In recent decades, training and other efforts to strengthen the capacity of national partners in such collaboration have declined because of funding scarcity. As a result, key links in the chain that connects research with development have been weakened, thus diminishing the ability of research to reach end users effectively. Many approaches, backed by practical experience, have been developed in an effort to reduce the gaps between research and development. Among these approaches are new partnership styles, participatory research methods, novel strategies for strengthening agricultural value chains, qualitative monitoring and evaluation, and knowledge management and sharing. All of them contribute broadly to capacity strengthening by empowering stakeholders and by fostering joint learning rather than reinforcing unidirectional technology transfer. These approaches can contribute importantly to mainstreaming eco-efficiency in agricultural research for development, particularly if currently separate and isolated interventions are combined under a comprehensive strategy.
This chapter is part of CIAT’s scientific publication titled Eco-Efficiency: From Vision to Reality, which is the inaugural volume in a new series called Issues in Tropical Agriculture. The publication documents recent advances in research on key production systems and crops, and it explores new avenues by which agricultural research can help achieve further gains in eco-efficiency.
The chapter is about strengthening capacities for eco-efficient agriculture. The authors decided to gather insights and examples from social science that are all important to address when it comes to capacity strengthening. We are talking about capacities in broad terms, considering far more than training, looking at the environment and the contexts that enable people to learn, improve, change behaviors, and adopt new ways of doing their work.
For example, with Maya Rajasekharan, Program Officer at CIAT, and Cristina Sette from the Institutional Learning and Change Initiative (ILAC), we talk about partnerships and how the nature of collaborators changes with an increased focus on development outcomes and would change even more with a consistent approach to eco-efficiency.
Sophie Alvarez and Rachel Muthoni, both monitoring and evaluation specialists at CIAT, discuss M&E which has to be addressed systematically if we want to be able to observe and analyze partner and user’s reaction to the research process and its results. We cannot measure development outcomes only by assessing increases in productivity. We have to look at changes in behaviors and skills of those who we want to influence.
With Nathan Russell, we discuss aspects related to knowledge management and what is required to create an open and transparent environment for collaboration and participatory communication.
The work on the chapter has confirmed three principles:
- Integration of methodologies and fields of research: We have to be able to mix methodologies and use them in a combined manner to address the different aspects of research for development for example Ex-ante network analysis, and strategic planning to be able to anticipate work in partnership, plus knowledge management strategies to strengthening learning processes in the different aspects of the project or program, plus a strong communications plan to share results widely.

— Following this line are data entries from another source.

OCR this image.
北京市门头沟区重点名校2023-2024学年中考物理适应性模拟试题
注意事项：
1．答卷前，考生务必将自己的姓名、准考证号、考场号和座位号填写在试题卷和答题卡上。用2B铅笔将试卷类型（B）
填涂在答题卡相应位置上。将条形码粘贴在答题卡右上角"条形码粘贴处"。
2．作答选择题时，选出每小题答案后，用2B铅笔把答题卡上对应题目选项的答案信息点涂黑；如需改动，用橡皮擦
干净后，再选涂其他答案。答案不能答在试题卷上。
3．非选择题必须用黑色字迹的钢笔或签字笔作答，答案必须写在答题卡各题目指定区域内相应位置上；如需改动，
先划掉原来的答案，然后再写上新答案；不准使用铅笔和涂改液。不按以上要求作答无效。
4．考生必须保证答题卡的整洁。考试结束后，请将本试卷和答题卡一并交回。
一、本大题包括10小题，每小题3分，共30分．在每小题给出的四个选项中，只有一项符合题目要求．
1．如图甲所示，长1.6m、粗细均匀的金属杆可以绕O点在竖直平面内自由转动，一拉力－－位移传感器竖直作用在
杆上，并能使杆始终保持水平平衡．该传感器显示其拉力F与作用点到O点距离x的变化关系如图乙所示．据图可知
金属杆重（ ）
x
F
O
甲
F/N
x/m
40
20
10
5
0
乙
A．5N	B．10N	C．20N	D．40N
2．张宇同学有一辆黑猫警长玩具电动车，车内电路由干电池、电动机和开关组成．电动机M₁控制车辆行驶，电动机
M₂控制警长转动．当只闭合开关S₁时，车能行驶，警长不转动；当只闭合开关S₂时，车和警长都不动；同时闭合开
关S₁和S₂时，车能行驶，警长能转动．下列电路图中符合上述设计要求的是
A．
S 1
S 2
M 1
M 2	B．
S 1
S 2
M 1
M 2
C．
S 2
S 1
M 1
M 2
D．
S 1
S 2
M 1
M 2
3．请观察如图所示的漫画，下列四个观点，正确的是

- Concentrate on people: In 11 years at CIAT, we experience frequently how easy it is for research teams to forget about people, meaning next users and end users of our research. It is so tempting for us to concentrate on the methodology we develop, the tool, the data. We will always need to be reminded that there is no development outcome without adoption, adaptation, use of our results. So we need always to keep in mind for whom we are working and how we can involve our targets group in the best way.
- Walk your talk: We will only be able to convince with an eco-efficient focus, if we start at home and if we adopt ourselves eco-efficient behavior in our day-to-day work. That is also the note on which the chapter concludes.
One aspect of our work that we are still uncertain about is … training. While we see progress in the way we think and practice partnerships, M&E, KM, very little progress has been made in the way we approach training. Training is definitively a crucial component of capacity strengthening, but the CGIAR has made little progress in its approaches. We have the obligation to do more in terms of the products that we should be co-creating with development partners, the academia, or the private sector. We still restrain ourselves to the involvement of students and the delivery of some sporadic training courses. This will be a big obstacle for us when it comes to demonstrate that we are able to produce development outcomes.